Our study of Hebrews 7 requires us to walk through some deep theological teaching on the priesthood of Christ and the law of God that is based on the figure of Melchizedek, who is fairly obscure to many people because the Old Testament says very little about him. Yet, we should not let the relative obscurity of Melchizedek blind us to the immensely comforting truths wrapped up in Christ’s Melchizedekian priesthood. Today’s passage, in fact, takes the truth of Christ’s priesthood as a great comfort to us.
Again quoting from Psalm 110, the author of Hebrews notes that Christ’s priesthood, unlike the priesthood of the Levites, was secured by an oath (Heb. 7:20–21).
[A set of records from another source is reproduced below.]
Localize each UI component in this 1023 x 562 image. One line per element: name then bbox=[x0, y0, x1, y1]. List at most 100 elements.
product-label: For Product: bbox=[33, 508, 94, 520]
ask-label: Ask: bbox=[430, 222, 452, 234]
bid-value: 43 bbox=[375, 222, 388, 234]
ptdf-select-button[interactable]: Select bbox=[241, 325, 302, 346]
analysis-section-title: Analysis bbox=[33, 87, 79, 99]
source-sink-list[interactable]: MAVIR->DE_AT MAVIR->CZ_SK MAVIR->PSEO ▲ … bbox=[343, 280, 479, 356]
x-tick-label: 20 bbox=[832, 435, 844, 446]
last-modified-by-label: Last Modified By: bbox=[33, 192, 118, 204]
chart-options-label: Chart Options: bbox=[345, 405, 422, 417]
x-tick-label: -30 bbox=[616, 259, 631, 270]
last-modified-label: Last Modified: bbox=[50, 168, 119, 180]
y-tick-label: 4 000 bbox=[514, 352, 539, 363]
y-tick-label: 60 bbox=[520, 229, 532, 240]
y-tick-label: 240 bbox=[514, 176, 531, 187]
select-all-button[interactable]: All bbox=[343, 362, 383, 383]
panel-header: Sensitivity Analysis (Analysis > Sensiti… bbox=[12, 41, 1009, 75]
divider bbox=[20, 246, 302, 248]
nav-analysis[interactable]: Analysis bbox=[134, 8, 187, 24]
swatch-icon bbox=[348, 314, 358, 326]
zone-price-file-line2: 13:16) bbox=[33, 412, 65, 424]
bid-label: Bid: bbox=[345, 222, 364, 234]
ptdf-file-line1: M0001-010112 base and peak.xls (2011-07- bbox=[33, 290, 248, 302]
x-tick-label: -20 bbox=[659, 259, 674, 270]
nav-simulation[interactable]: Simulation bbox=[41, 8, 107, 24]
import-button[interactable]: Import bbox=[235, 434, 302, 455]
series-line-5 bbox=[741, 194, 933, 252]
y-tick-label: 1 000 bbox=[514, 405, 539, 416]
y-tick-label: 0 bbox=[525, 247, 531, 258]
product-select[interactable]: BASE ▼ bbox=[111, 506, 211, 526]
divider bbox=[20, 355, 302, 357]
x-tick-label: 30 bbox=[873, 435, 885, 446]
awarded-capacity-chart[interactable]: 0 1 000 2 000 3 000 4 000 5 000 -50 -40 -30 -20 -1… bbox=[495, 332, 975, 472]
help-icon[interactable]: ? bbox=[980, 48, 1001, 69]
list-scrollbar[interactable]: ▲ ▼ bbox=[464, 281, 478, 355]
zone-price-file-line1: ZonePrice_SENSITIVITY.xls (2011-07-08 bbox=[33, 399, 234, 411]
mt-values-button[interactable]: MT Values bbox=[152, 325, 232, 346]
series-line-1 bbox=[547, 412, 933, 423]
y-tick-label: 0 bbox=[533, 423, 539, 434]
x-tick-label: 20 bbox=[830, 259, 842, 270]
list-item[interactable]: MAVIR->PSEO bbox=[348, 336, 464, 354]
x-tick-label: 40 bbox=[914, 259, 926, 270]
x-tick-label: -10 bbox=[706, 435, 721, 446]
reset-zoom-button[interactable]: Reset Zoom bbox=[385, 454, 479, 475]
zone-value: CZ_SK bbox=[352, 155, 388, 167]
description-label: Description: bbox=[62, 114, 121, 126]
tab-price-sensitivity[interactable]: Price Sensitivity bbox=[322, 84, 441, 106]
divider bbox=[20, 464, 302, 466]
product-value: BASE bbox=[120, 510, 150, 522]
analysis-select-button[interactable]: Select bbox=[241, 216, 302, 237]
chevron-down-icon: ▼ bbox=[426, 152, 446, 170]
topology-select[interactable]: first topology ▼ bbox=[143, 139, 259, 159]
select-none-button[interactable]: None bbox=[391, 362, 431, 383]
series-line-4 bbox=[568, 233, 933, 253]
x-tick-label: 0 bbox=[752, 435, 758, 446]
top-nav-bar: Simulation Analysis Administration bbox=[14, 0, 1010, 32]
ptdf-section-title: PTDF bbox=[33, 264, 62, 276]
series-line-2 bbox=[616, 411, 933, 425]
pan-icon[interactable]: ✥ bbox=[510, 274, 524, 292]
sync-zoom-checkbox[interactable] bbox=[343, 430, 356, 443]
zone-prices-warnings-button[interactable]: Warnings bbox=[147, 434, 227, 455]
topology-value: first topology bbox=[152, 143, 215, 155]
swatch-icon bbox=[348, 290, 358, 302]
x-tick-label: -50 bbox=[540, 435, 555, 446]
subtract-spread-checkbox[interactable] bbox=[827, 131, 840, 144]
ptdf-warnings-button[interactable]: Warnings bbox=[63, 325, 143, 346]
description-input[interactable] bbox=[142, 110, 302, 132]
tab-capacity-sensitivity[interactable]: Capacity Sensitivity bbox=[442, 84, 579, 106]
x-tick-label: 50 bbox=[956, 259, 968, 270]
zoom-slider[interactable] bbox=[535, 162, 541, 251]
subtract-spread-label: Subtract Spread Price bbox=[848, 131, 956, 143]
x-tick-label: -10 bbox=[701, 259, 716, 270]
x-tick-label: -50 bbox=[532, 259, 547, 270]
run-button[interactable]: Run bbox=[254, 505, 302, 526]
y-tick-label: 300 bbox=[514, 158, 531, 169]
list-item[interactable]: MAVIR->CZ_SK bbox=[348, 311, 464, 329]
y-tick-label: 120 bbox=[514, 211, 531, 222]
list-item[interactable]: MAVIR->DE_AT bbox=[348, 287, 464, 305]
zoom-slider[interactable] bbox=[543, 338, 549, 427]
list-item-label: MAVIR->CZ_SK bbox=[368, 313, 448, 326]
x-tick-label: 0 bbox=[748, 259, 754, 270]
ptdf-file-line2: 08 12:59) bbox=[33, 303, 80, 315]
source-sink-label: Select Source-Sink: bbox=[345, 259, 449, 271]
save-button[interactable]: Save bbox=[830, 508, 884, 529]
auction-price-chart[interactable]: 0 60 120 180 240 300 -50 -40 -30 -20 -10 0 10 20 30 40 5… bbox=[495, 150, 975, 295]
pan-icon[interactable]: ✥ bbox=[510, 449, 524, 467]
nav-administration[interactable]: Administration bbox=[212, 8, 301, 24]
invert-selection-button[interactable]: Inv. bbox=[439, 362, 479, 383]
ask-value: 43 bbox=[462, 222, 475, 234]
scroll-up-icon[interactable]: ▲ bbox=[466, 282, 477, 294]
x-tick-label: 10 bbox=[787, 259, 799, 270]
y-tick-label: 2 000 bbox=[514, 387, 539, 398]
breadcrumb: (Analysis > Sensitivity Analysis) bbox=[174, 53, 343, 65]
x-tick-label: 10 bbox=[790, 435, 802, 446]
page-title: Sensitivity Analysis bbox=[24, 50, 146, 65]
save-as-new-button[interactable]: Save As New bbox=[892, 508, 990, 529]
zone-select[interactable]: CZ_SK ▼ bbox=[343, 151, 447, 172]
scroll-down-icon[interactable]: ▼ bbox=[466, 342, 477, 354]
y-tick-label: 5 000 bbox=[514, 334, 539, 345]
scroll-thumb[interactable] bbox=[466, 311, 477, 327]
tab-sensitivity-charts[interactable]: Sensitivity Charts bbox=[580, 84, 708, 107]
In light of the fuller explanation in the teaching of Jesus (Matt. 22:41–46), we understand that Psalm 110 gives us a window into the interchange between God the Father and God the Son incarnate in which the Father swears an oath to make the incarnate Son a priest forever in Melchizedek’s order. Of course, this was never done with the Levitical priesthood, which was given by fiat but not established forever by a divine vow. One thing to note here is that the lack of an oath means, implicitly, that the Levitical priesthood and thus the Mosaic religious system were never meant to be in place forever. God was never committed to them as He is to the order of Christ’s priesthood.
Second, in light of Hebrews 6:13–20, God’s swearing an oath to make Jesus a priest forever greatly comforts us. It convinces us that our Creator is committed to the mediatorial work of Jesus and to none other. We never have to fear that God will change His mind about Christ’s priesthood or that the work of Jesus will prove inadequate to accomplish the purposes God has for it. The Lord, as it were, put His own honor on the line when He swore to establish Christ as the eternal, perfectly effectual priest in the order of Melchizedek. And since God will not sacrifice His own honor (Isa. 42:8), Jesus must remain our High Priest forever and really will save all those who have been given to Him by the Father. John Owen comments, “Christ’s being made a priest forever by the oath of God, is a solid foundation of peace and consolation to the church.”
Finally, the unchanging and unfailing commitment of God to the covenant in Christ, as seen in the divine oath, proves that the new covenant is better than the old (7:22). It will last forever, so there is no good reason to abandon Jesus.